[stouset]

You can do this in practice by simply increasing the cost parameters. Actually requiring this would be a fantastic way of authoring a spec that nobody uses in practice. The point of a password hashing function is not to simply produce the hardest possible hashes to crack — it's to do so given the resources the defender has available to allocate.

[lighthawk]

> it's to do so given the resources the defender has available to allocate.

That's my point exactly.

For any popular currently-sold piece given hardware, it would be nice to know which algorithm should be used rather than to just say, "This is better. Use this which requires better hardware."

Don't get me wrong. I appreciate all of the work, but there are people that run on hardware that isn't as capable, so I think making blanket statements about what's best may not be the right idea. Qualify it at least.

[tptacek]

I think you're missing a subtlety of the design here. When we talk about the hardware it takes to "run" these constructions, we are (mostly) talking about the requirements we impose on attackers.

Argon2 will work fine on your RPi A+.

[lighthawk]

Cool.

So, when it states, "Argon2 is optimized for the x86 architecture and exploits the cache and memory organization of the recent Intel and AMD processors," and "We recommend Argon2 for the applications that aim for high performance.

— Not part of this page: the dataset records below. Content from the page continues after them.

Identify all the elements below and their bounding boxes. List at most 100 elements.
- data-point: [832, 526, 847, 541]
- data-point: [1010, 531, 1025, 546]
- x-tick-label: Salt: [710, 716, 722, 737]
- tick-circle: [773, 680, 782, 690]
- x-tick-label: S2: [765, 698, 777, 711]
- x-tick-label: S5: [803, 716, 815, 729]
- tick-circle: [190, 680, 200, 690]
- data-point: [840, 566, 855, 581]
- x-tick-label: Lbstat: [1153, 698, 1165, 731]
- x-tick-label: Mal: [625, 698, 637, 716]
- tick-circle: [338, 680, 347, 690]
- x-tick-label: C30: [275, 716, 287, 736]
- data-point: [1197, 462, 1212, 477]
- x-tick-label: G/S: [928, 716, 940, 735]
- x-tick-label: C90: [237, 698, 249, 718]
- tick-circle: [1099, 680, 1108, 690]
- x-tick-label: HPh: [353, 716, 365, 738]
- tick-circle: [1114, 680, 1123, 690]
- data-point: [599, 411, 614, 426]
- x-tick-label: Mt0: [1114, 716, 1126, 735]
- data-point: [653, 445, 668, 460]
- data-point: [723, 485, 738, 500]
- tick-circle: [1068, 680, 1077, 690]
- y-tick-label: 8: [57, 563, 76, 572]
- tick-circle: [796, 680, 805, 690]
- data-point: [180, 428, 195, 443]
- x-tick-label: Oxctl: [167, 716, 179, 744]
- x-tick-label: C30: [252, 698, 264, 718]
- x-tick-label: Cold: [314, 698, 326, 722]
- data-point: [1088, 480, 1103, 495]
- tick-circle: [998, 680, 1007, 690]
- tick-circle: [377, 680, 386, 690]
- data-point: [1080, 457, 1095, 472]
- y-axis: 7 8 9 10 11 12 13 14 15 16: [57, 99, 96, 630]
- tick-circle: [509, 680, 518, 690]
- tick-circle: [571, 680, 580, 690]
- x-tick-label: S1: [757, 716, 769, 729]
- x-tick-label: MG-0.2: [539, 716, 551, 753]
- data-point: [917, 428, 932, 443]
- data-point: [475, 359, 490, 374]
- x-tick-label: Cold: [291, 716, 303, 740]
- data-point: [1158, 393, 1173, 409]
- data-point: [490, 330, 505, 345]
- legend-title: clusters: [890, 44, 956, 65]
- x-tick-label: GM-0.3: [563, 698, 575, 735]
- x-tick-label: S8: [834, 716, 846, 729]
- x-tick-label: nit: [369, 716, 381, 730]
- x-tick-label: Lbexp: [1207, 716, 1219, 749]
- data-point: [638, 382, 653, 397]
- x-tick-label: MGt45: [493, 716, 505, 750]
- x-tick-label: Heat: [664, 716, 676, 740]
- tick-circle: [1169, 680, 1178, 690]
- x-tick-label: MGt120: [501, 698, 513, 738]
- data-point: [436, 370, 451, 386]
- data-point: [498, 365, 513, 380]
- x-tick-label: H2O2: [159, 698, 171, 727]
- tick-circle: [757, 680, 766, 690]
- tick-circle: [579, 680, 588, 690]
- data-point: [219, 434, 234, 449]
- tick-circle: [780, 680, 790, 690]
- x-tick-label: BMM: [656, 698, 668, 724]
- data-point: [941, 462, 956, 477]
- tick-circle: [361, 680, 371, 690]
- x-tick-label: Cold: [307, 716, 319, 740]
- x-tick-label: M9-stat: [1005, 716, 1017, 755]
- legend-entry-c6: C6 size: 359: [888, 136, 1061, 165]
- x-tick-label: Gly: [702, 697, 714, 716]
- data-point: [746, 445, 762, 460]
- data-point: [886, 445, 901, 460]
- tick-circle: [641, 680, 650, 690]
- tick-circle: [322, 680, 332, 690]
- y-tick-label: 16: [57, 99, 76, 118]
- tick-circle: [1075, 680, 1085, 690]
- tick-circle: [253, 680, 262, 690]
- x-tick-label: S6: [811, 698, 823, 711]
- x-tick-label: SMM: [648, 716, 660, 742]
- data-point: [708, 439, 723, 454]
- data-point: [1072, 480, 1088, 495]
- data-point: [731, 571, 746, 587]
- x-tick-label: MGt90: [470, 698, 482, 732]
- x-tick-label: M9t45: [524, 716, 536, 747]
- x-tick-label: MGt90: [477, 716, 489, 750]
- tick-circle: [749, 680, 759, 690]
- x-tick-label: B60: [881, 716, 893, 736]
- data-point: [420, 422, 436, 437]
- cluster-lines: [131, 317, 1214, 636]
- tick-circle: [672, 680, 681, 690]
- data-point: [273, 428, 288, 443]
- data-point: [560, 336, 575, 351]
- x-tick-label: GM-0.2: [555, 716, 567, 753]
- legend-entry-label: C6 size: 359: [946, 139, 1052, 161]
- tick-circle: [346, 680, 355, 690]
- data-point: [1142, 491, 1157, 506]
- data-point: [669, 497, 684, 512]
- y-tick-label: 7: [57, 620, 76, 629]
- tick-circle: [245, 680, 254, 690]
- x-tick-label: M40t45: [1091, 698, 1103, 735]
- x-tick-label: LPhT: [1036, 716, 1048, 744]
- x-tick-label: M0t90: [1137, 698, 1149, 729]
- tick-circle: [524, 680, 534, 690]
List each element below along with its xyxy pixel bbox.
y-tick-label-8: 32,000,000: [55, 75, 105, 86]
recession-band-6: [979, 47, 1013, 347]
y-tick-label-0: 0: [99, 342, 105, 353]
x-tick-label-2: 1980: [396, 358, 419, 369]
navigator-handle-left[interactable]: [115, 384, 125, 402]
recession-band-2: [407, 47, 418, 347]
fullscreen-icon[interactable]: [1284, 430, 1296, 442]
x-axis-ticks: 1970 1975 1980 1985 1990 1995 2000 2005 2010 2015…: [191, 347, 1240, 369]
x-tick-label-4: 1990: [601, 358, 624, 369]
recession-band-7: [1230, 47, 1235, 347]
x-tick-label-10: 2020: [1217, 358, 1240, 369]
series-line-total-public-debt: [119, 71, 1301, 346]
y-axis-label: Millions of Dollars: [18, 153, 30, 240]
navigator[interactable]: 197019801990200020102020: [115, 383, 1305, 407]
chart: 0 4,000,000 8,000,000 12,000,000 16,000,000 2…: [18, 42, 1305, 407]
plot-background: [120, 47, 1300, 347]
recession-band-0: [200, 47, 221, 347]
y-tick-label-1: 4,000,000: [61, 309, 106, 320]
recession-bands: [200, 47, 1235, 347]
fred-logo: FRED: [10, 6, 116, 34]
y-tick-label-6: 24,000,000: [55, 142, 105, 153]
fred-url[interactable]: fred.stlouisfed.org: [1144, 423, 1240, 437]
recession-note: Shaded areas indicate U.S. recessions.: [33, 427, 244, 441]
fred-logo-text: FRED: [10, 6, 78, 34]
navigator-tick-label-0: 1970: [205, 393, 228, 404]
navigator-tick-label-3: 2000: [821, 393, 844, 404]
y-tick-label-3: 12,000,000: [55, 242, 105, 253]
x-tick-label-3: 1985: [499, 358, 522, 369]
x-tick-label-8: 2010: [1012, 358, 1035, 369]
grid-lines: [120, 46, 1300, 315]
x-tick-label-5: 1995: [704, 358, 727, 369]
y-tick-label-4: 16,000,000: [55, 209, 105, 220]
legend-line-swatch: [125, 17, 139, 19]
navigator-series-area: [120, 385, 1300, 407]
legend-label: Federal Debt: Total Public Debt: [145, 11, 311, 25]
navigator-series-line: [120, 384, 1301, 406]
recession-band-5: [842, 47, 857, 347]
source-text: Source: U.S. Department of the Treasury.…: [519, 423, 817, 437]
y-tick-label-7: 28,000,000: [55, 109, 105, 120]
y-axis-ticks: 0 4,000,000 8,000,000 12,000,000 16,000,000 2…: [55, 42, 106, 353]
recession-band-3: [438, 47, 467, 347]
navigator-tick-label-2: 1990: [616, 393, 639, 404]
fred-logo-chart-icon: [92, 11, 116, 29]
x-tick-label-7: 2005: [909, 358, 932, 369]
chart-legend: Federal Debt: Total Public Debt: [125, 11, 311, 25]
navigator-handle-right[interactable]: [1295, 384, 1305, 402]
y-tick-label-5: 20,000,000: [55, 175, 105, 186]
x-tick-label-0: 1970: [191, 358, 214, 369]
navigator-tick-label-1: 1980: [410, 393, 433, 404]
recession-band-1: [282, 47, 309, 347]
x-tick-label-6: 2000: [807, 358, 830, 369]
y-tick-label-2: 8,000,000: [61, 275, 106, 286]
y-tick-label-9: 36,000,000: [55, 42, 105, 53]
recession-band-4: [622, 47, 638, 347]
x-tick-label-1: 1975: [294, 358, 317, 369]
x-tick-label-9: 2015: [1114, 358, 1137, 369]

Both versions of Argon2 allow to fill 1 GB of RAM in a fraction of second, and smaller amounts even faster," that does not indicate that Argon2 might not be the best choice for something like a RPi A+? Because that confused me. It really seemed like something that assumes better hardware to be a good choice.

[tptacek]

I believe so. If you're memory-limited, then no matter what hash you use, you might be limited in how high you can turn the memory-hardness pain crank. But you still want that dial turned as far forward as you can.

But the situation you're describing is why all password hashes, including the three "legacy" hashes (bcrypt scrypt PBKDF2) are parameterized by cost factors.

[JanKanis]

But on hardware for which the hash function implementation is optimized, you will be able to crank up the cost factors higher than on comparable hardware for which no optimization was done. So a different hash with an implementation optimized more for ARM could give more protection than Argon2 on ARM because you would be able to use higher cost factors while still using the same amount of wall clock time. But I don't think such a hash function exists, and if not you could as well create a more ARM optimized implementation of Argon2.

[fineman]

Well, yes - better hardware is a better choice. You're in a race with an attacker trying to reverse your password hashes.

You should feel safe in assuming that this algorithm will turn your CPU cycles spent into the highest attacker burden that any algorithm will. In this case, they're saying that they've used the new hardware features efficiently so they're able to increase the cost multiplier even more by doing harder work in the same time.

Just use whatever number will make it complete in a second, it's what you're gonna get.